L’immigration, la France et l’Afrique, avantage ou
menace ?
paru dans aujourd'hui l'afrique n°101
Aujourd’hui l’Afrique :
Dans l’optique des prochaines élections
présidentielles, de nombreux candidats, à commencer par Sarkozy,
proposent de réduire les conséquences néfastes de l’immigration.

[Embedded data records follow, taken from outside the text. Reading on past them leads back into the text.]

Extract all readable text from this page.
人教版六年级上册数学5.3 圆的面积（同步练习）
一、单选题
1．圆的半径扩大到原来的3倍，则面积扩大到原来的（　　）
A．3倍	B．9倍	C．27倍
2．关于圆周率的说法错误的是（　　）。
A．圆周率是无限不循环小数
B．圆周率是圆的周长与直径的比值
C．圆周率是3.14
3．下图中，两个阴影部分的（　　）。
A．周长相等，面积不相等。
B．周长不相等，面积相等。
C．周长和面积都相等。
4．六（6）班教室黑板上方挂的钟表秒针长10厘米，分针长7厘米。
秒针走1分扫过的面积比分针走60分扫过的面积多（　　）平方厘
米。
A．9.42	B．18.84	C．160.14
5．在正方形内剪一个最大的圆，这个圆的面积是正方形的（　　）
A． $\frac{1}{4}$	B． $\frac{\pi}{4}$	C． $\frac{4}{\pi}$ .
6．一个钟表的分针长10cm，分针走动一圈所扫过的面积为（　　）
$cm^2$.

Il est vrai que la majorité des Français voient le phénomène
comme « un problème », « une
difficulté » pour notre pays. Les sondages le prouvent, et
ils ont permis au Figaro du 10 mai 2006 de titrer : « Les
Français plébiscitent la loi immigration de Sarkozy. qu' en
pensez-vous ?
F. Arzalier : Il
nous reste en effet beaucoup à faire pour convaincre les Français
d’une vérité de bon sens : l’immigration n’est
ni une menace ni un problème pour la France, elle est, elle a toujours
été un avantage, un bénéfice qu' il suffit
de gérer correctement : la France est devenue une grande puissance
grâce à l’immigration.
A l’inverse du Royaume Uni de Grande Bretagne et d’Irlande du nord,
la France qui fut trois siècles durant une grande puissance coloniale,
n’a jamais été une source d’émigration :
elle a eu beaucoup de mal à créer une seule colonie de peuplement,
durant un siècle, en Algérie.
Au contraire, le Royaume de France a toujours attiré des immigrants,
et s’est enrichi de l’apport extérieur durant des siècles :
le Breton Du Guesclin et l’Italien Mazarin ont bien servi les monarques
français, sans être nés dans le royaume.
C’est surtout au19ème siècle que le développement
industriel de la France a pu se faire grâce à la migration massive
de certaines régions, Ouest, Massif Central, vers celles où se
constituaient les grandes entreprises, Nord, Lorraine, Ile de France. Cette
immigration interne à l’hexagone a mêlé des populations
de cultures différentes, de langues différentes, et constitué
peu à peu une nouvelle nation française, unifiée malgré
ses différences. Cela ne s’est pas fait sans heurts, la xénophobie
était forte en 1900 en Ile de France, à l’encontre des ouvriers
bretons qui peuplaient les usines de Saint Denis, et des bonnes bretonnes (Bécassine),
comme à l’encontre des « Auvergnats » qui
tenaient les bistrots et vendaient le charbon (les bougnats).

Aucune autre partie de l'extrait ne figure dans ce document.